Les américains en quête de trotteurs

On les a connus dans l'histoire chercheurs d'or dans le Grand Ouest et les voici en 2022 plutôt chercheurs de trotteurs français. En proie à une pénurie latente de chevaux pour alimenter leurs courses dites quotidiennes, les professionnels américains voient dans le réservoir français une opportunité de trouver des trotteurs "clés en main" capables de performer chez eux. C'est ainsi que seront organisées des ventes aux enchères via internet du 7 au 11 juillet prochain. Les inscriptions sont possibles jusqu'au 20 juin prochain, soit dans huit jours. Explications.

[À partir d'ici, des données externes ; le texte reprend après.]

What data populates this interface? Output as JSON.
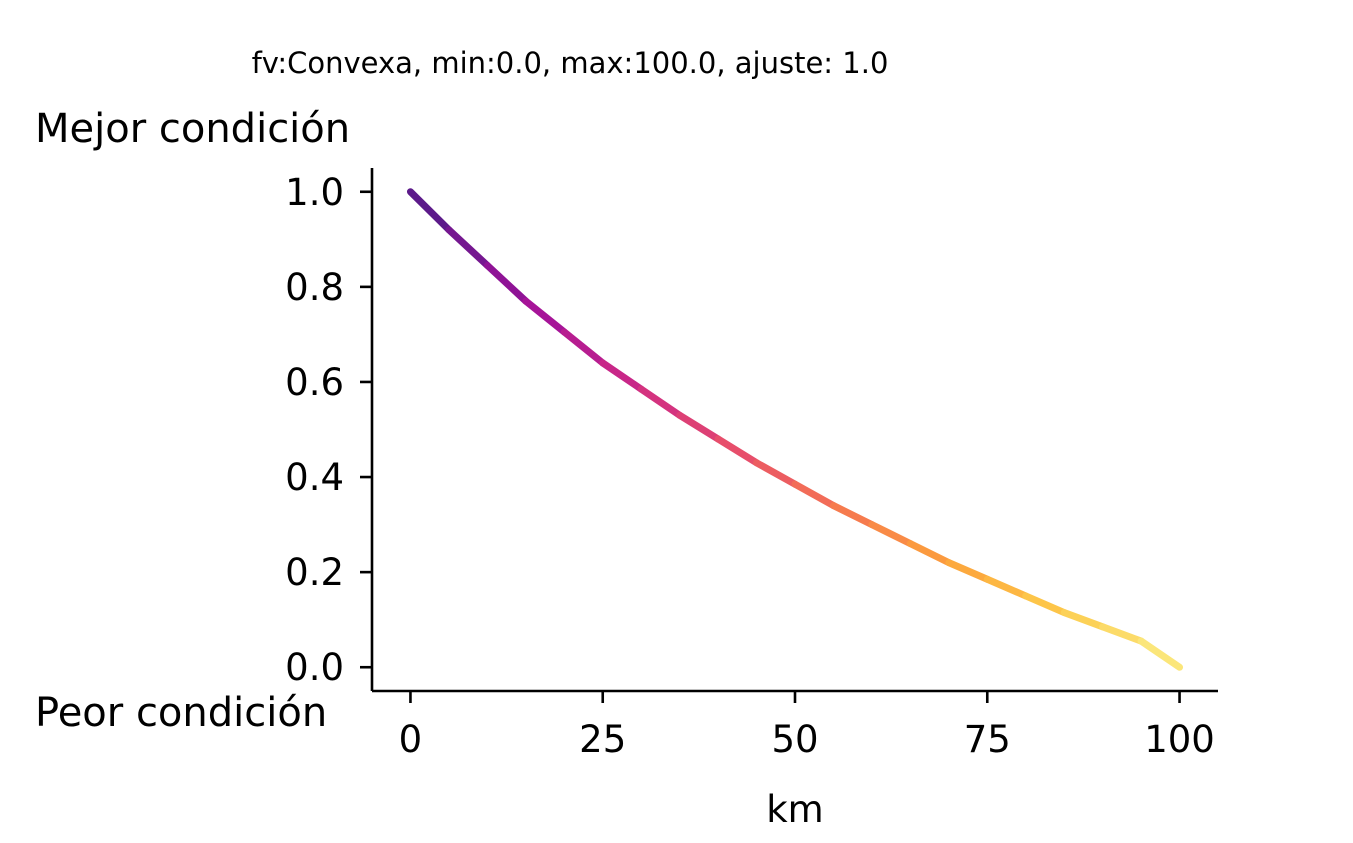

Une pénurie de chevaux d'âge
Débutons par le constat. Inplacable. Les États-Unis font naître de moins en moins de trotteurs (les ambleurs prennent proportionnellement plus de place) et le principe de sélection exigeant pour les jeunes chevaux ne fait qu'accroître la situation de pénurie dans les courses pour chevaux d'âge. Moins de naissances, moins de chevaux qui durent, l'équation est simple : les États-Unis manquent de trotteurs. Pierre Vercruysse, qui a exercé son métier de pilote et d'entraîneur plusieurs années de l'autre côté de l'Atlantique, confirme : "C'est simple, il n'y a plus de chevaux aux États-Unis. L'élevage s'est réduit à peau de chagrin. Leur nombre de poulinières est minime par rapport aux besoins. Et au fur à mesure de la sélection, ils disposent de moins en moins de chevaux pour courir ce qu’ils appellent les « overnights », les courses de tous les jours. Je l’ai fait dans les années 80 en important des chevaux d’âge et ils ont tous gagné. Ces chevaux ont ainsi été achetés ensuite pour fournir cette catégorie de course. Il y a des courses à handicap, des courses sur invitation et des courses à réclamer à fournir en partants."

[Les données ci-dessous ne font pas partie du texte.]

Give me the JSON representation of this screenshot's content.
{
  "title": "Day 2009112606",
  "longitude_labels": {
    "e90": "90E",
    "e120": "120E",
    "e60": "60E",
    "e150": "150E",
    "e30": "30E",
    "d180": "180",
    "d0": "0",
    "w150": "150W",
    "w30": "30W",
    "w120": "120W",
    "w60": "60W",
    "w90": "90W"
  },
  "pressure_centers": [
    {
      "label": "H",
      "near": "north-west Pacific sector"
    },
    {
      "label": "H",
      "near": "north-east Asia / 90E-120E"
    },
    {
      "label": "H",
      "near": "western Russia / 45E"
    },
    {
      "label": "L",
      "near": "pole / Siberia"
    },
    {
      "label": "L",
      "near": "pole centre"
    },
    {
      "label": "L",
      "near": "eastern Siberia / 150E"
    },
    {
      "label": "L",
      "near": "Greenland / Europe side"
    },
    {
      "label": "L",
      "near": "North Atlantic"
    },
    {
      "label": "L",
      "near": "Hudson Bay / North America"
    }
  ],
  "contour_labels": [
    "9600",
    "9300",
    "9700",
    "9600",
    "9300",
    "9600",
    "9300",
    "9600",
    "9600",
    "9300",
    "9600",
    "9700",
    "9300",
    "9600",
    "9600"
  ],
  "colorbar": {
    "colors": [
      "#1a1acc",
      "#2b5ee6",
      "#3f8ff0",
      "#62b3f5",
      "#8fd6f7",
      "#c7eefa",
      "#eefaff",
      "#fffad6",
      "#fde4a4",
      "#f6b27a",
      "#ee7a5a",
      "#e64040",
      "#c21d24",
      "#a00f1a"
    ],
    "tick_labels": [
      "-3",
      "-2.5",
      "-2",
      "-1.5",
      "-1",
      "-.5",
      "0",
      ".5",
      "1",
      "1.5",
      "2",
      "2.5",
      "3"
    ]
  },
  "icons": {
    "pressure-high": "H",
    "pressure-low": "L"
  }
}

Les liens franco-américains

La cellule internationale de LeTROT et l'USTA (l'instance des courses américaines au trot) ont donc mis en place une sorte de pont commercial entre les deux pays via cette vente aux enchères qui se tiendra entre les 7 et 11 juillet sous l'égide de l'agence de ventes en ligne 'Preferred Equine Online'. Un cahier des charges bien précis a été mis en place (voir page suivante) et deux groupes distincts de chevaux ont été déterminés :

■ moyenne catégorie - placé au minimum dans une course D - prix de vente entre 20.000 à 35.000€ (HT)
■ bonne catégorie - placé au minimum dans une course B - prix de ventre entre 50.000 et 100.000€ (HT)

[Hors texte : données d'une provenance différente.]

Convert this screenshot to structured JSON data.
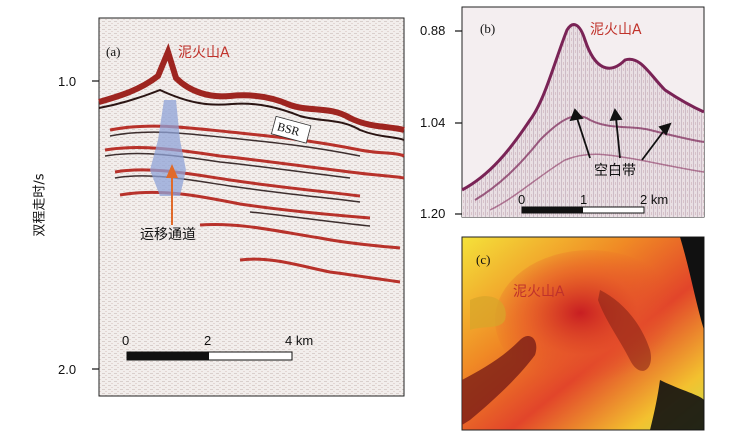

Après une première expérience en 2018 qui avait conduit à l'exportation de 26 Trotteurs Français, cette vente veut monter d'un cran afin de donner satisfaction à toutes les parties comme le précise Joseph Faraldo, patron de l'USTA : "Après avoir discuté avec de nombreux entraîneurs, un plan a évolué avec LeTROT pour établir une structure en France pour les tests, le vetting et l'enregistrement vidéo dans le cadre du processus de sélection et de présentation d'un groupe de trotteurs sur le marché américain. La United States Trotting Association s'est activement efforcée de trouver une solution au problème de pénurie de chevaux que connaît notre industrie au niveau national. Une proposition qui pourrait bientôt devenir une réalité consiste à créer un moyen permettant aux entraîneurs américains d'acheter des trotteurs français.."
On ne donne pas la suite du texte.